According to the BBC's Malcolm Brabant in Athens, New Democracy could lose younger voters to smaller, radical parties on the left.
Fraud fears
On Wednesday night, some 8,000 people filled a square in front of the parliament building in the capital, Athens, to protest at the response to the fires.
|
Satellite images show how the spread of the fires has changed
|
A political blog popular among young Greeks criticised the government's portrayal of the crisis as the product of a terror-style arson campaign.
"Greece is under attack from organised incompetence," the G700 blog said.
The fires have destroyed more than 500 homes, killed 63 people and left thousands homeless.
Banks in Greece have been dealing with large queues of people demanding compensation for property lost in the fires.
The government announced this week that it would remove the bureaucratic hurdles to claiming aid.
Greeks now only require identity documents and a declaration stating they lost property in the fires to withdraw money.
A government spokesman told the Reuters news agency the claims would be checked "later" - but critics say the scheme is open to fraud.
"Who are all these people? I don't recognise a single one of them and I have lived here all my life," Ourania Fotopoulou told Reuters outside a bank in the town of Pyrgos in the fire-hit Peloponnese region.
Arson suspected
Firefighters are tackling the last of the big blazes in the western Peloponnese and on the island of Evia, north of Athens.
Though most of the fires have been extinguished, there are fears that a fresh heatwave could reignite blazes.
There have been 120 major forest fires this year, compared with just 52 in 2006.

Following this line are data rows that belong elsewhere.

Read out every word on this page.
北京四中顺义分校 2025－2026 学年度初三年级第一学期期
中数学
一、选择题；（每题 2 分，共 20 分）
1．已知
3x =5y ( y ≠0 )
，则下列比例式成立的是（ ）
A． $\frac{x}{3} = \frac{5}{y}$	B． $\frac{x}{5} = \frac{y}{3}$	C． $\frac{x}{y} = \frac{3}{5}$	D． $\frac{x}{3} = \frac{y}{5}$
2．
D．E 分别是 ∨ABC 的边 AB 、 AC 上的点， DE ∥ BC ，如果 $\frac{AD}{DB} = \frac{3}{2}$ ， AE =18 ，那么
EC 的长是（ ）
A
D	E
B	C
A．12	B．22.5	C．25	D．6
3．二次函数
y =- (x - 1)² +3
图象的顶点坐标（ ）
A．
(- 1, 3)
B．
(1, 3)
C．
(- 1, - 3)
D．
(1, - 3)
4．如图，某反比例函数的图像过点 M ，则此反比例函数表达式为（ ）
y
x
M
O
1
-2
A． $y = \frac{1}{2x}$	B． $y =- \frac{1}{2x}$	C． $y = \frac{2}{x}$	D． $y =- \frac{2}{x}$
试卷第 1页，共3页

Officials say some 190,000 hectares (469,000 acres) of forest land have been destroyed in the fires - an area the size of the US state of Rhode Island.

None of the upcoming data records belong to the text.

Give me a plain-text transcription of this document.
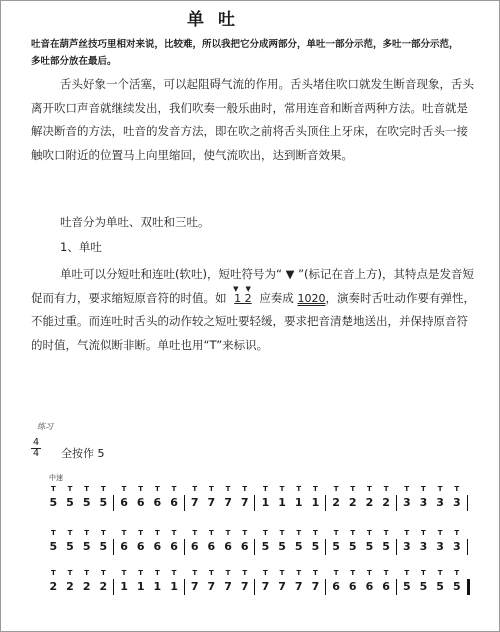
单吐
吐音在葫芦丝技巧里相对来说，比较难，所以我把它分成两部分，单吐一部分示范，多吐一部分示范，
多吐部分放在最后。
舌头好象一个活塞，可以起阻碍气流的作用。舌头堵住吹口就发生断音现象，舌头离开吹口声音就继续发出，我们吹奏一般乐曲时，常用连音和断音两种方法。吐音就是解决断音的方法，吐音的发音方法，即在吹之前将舌头顶住上牙床，在吹完时舌头一接触吹口附近的位置马上向里缩回，使气流吹出，达到断音效果。
吐音分为单吐、双吐和三吐。
1、单吐
单吐可以分短吐和连吐(软吐)，短吐符号为“ ▼ ”(标记在音上方)，其特点是发音短促而有力，要求缩短原音符的时值。如
▼▼
1 2 应奏成 1020，演奏时舌吐动作要有弹性，不能过重。而连吐时舌头的动作较之短吐要轻缓，要求把音清楚地送出，并保持原音符的时值，气流似断非断。单吐也用“T”来标识。
练习
4
4 全按作 5
中速
T	T	T	T	T	T	T	T	T	T	T	T	T	T	T	T	T	T	T	T	T	T	T	T
5 5 5 5	6 6 6 6	7 7 7 7	1 1 1 1	2 2 2 2	3 3 3 3
T	T	T	T	T	T	T	T	T	T	T	T	T	T	T	T	T	T	T	T	T	T	T	T
5 5 5 5	6 6 6 6	6 6 6 6	5 5 5 5	5 5 5 5	3 3 3 3
T	T	T	T	T	T	T	T	T	T	T	T	T	T	T	T	T	T	T	T	T	T	T	T
2 2 2 2	1 1 1 1	7 7 7 7	7 7 7 7	6 6 6 6	5 5 5 5
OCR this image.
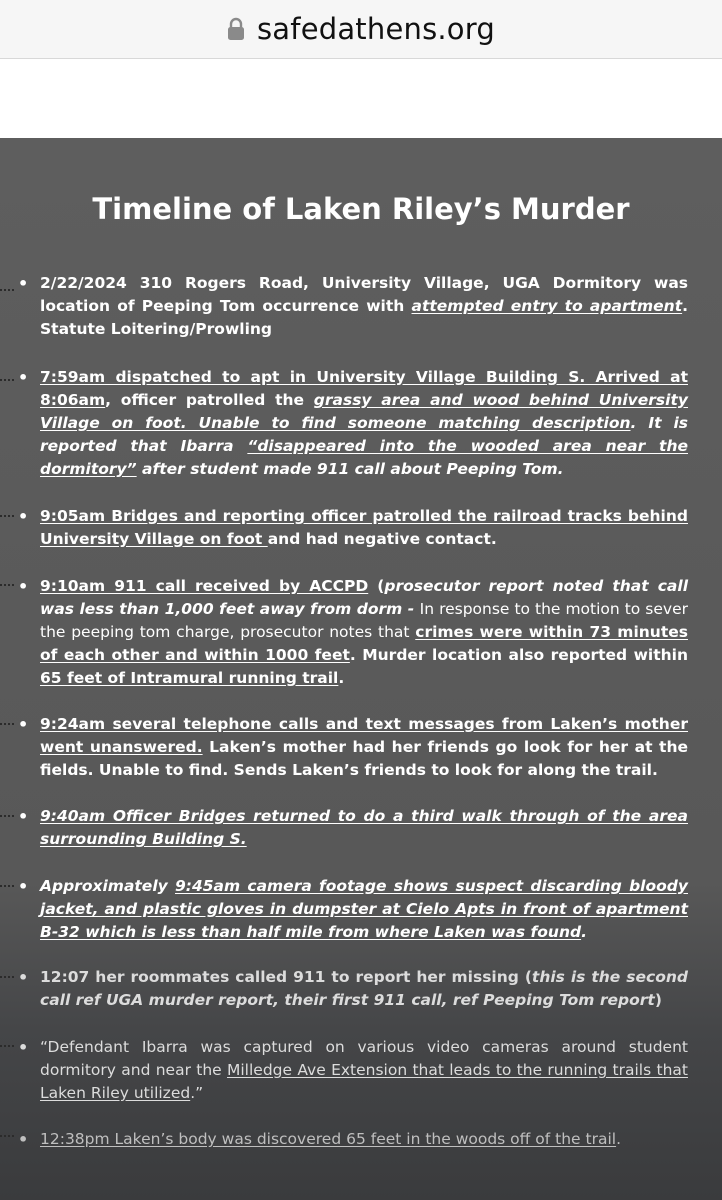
safedathens.org
Timeline of Laken Riley’s Murder
• 2/22/2024 310 Rogers Road, University Village, UGA Dormitory was location of Peeping Tom occurrence with attempted entry to apartment. Statute Loitering/Prowling
• 7:59am dispatched to apt in University Village Building S. Arrived at 8:06am, officer patrolled the grassy area and wood behind University Village on foot. Unable to find someone matching description. It is reported that Ibarra “disappeared into the wooded area near the dormitory” after student made 911 call about Peeping Tom.
• 9:05am Bridges and reporting officer patrolled the railroad tracks behind University Village on foot and had negative contact.
• 9:10am 911 call received by ACCPD (prosecutor report noted that call was less than 1,000 feet away from dorm - In response to the motion to sever the peeping tom charge, prosecutor notes that crimes were within 73 minutes of each other and within 1000 feet. Murder location also reported within 65 feet of Intramural running trail.
• 9:24am several telephone calls and text messages from Laken’s mother went unanswered. Laken’s mother had her friends go look for her at the fields. Unable to find. Sends Laken’s friends to look for along the trail.
• 9:40am Officer Bridges returned to do a third walk through of the area surrounding Building S.
• Approximately 9:45am camera footage shows suspect discarding bloody jacket, and plastic gloves in dumpster at Cielo Apts in front of apartment B-32 which is less than half mile from where Laken was found.
• 12:07 her roommates called 911 to report her missing (this is the second call ref UGA murder report, their first 911 call, ref Peeping Tom report)
• “Defendant Ibarra was captured on various video cameras around student dormitory and near the Milledge Ave Extension that leads to the running trails that Laken Riley utilized.”
• 12:38pm Laken’s body was discovered 65 feet in the woods off of the trail.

The area is 10 times the annual average destroyed in fires over the last 50 years, European officials say.
Prime Minister Karamanlis has pledged to act fast in restoring power to devastated villages and rebuilding houses.
The authorities believe some of the fires were started deliberately, and more than 30 people have been arrested so far.
A 1m euro (£680,000) reward has been offered to help catch those responsible.